2.6 Export Genes and Samples
This is a useful feature to download raw (counts) and processed (TPM values) expression matrices from the datasets. This gives the user the opportunity to do any downstream analysis on the raw reads independently.
For this functionality, the samples need to belong to the same platform type and the requested limit is to 100 genes and 20 samples. The files are exported as csv and can be loaded and used by the user to perform their own downstream analysis.
2.7 Similar comparisons
For a given comparison, this functionality helps identify other similar comparisons.
2.7.1 Similar comparisons (GO)
To identify similar comparisons based on GO terms in up or downregulated genes.
2.8 Comparisons Venn Diagrams
A good way to identify similarities and difference between different comparisons is by using the Comparisons Venn Diagram functionality. There are two ways to use this tool: By GO terms and PAGE results.
2.8.1 Comparisons Venn Diagram (GO)
For identifying similar GO terms between comparisons either in the Up and Down regulated categories, this functionality can be used. In this example, 3 comparisons from Psoriasis are probed, the user also has the option of probing 2 comparisons by leaving the third field empty.

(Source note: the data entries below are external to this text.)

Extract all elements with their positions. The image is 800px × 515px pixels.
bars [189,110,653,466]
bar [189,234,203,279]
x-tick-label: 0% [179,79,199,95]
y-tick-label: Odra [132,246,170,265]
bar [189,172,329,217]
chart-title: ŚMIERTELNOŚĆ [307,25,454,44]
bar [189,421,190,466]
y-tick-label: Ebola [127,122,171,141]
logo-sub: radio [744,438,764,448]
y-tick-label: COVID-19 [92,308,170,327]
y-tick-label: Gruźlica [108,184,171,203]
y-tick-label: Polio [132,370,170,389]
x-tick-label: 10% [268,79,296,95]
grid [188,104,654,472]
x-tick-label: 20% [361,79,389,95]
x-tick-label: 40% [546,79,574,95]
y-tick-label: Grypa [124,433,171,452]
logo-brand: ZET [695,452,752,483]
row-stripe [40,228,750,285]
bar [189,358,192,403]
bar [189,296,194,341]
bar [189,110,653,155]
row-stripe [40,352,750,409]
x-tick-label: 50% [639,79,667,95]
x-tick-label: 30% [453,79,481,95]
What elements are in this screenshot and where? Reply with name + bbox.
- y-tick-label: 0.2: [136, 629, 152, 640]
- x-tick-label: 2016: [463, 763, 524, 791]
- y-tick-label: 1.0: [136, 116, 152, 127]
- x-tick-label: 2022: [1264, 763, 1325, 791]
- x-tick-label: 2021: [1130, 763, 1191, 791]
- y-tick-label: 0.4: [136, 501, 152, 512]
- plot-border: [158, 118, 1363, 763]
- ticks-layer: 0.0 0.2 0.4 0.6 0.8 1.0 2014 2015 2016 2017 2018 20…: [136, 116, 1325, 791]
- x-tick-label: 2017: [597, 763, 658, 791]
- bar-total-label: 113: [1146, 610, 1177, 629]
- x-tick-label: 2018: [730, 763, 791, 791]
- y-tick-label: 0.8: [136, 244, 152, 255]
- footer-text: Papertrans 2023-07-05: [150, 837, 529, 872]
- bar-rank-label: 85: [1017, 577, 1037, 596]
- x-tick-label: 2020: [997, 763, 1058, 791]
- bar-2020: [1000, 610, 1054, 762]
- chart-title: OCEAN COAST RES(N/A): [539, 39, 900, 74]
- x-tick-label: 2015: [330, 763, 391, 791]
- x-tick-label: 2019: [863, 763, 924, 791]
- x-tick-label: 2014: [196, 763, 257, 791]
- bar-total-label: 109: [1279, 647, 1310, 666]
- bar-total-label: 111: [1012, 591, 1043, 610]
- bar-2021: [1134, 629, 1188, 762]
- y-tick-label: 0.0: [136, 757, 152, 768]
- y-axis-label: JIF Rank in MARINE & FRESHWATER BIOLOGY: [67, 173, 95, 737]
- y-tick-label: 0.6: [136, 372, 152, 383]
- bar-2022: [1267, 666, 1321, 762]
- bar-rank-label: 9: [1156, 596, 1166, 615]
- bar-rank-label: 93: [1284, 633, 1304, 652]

Upon finishing, an overlap summary is generated. This contains a Venn Diagram of the intersection of all the GO terms between the 3 comparisons. The count number can be clicked, as shown below, to view which terms are included.
Furthermore, there is another section below this where pairs of the comparisons can be probed. Here, just A & B are displayed.
2.8.2 Comparisons Venn Diagram (PAGE)
Similarly, the user can probe the similarities between PAGE results or 2 or 3 comparisons. In this example we probe comparisons from Psoriasis again.
Upon finishing an overlap summary is generated which shows the intersection of the PAGE results between the comparisons.